First Justin Bieber, now someone named John Green. I know, he’s the beloved author of the teen swoon melodrama “The Fault is in Our Stars.” But just as the Beebs hoped Anne Frank would have been a Belieber, Green picks the Anne Frank house in Amsterdam as the spot where his romantic (and cancer stricken) teen couple can make out. This is followed by slow clapping from the other tourists visiting the most famous spot in the world where Jews hid from the Nazis. Why not?
The fault is with the writing and directing. But nothing I say can take away the experience of Josh Boone’s ham-fisted weeper from teenage girls. Last night at the Ziegfeld, there were oodles of them. I myself brought two. They all cried, wept, screamed, shrieked, through the length of this rather interminable film. These girls have not seen “Love Story” or “Brian’s Song.” They don’t know from tragic star crossed romance. They know nothing of “Romeo and Juliet.”
Whose fault is that?
Bottom line for Fox: my nieces loved it. They will see it again. You know, ice cold water runs through Uncle Roger’s veins. But you knew that.
There is a marketing and sales phenomenon around “Fault,” the novel, by Mr. Green. All the fangirls know it. They want to indulge the most morbid fantasy of having your one great love attend your funeral, read a eulogy, and throw themselves on the casket. I don’t know what Green’s book is like. I do know the movie is beyond insufferably hokey. Boone has no directing style, but then again, he’s not working with much. Think of some recent teen movies that really hit home. I kept recalling another Fox movie, “Juno,” and another, “Napoleon Dynamite,” while “Fault” played. They were authentic and organic.
“Fault” is a glorified TV movie, an afterschool special that intermittently rises to the occasion. That’s because Shailene Woodley, Oscar nominee for “The Descendants,” literally carries the film on her back. Ansel Elgort (son of fashon photog Arthur) starts out wobbly as her teen lover. He loves to mumble. But every once in a while he gets Woodley’s rhythm. Nat Wolff (son of “thirtysomething” star Polly Draper and musician Michael Wolff) is the capable self-deprecating sidekick.

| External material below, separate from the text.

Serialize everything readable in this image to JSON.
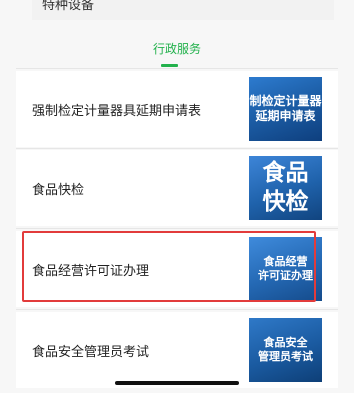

The movie has great lapses of reality. Elgort’s character, Augustus, seems to live in a void. He has terminal cancer and his leg has been removed. But his parents are one dimensional cardboard cutouts. They look like they were found in a stock photo in a West Elm frame. The talented Laura Dern tries to make something out of Woodley’s mother. She tries so hard. But she’s also just window dressing in Boone’s world. When she takes the kids to Amsterdam, for example, they go out to a fancy dinner, meet a famous author, and have moonlit walks. She stays in the room, maybe carving wooden shoes.
But this is this generation’s dumbed down “Love Story” (and that’s saying a lot since “Love Story” was no Mensa meeting). It’s not about the parents. It’s about the kids. It’s about love being “always.” Young girls clutch this book to their bosoms and sob. Now they’ll do it in the movie. Will it be a big hit? Sure. This weekend, cineplexes will swell with 14 year old girls carrying Kleenex boxes. I doubt a male, straight or gay, will find much use for it.
And the quote? It doesn’t matter to Boone since he left it out of the movie. ‘The fault is not in our stars.’ That’s the quote. ‘The fault is not in our stars, Dear Brutus. It’s in ourselves.’ This is from “Julius Caesar” by William Shakespeare. No one mentions it in the movie. Maybe Shakespeare wouldn’t license it to the producers. Smart man.
PS A note to the fan girls: please read “The Diary of Anne Frank.” Everyone from that house except her for Anne’s father was taken out and killed. There was no making out. John Green, get a grip.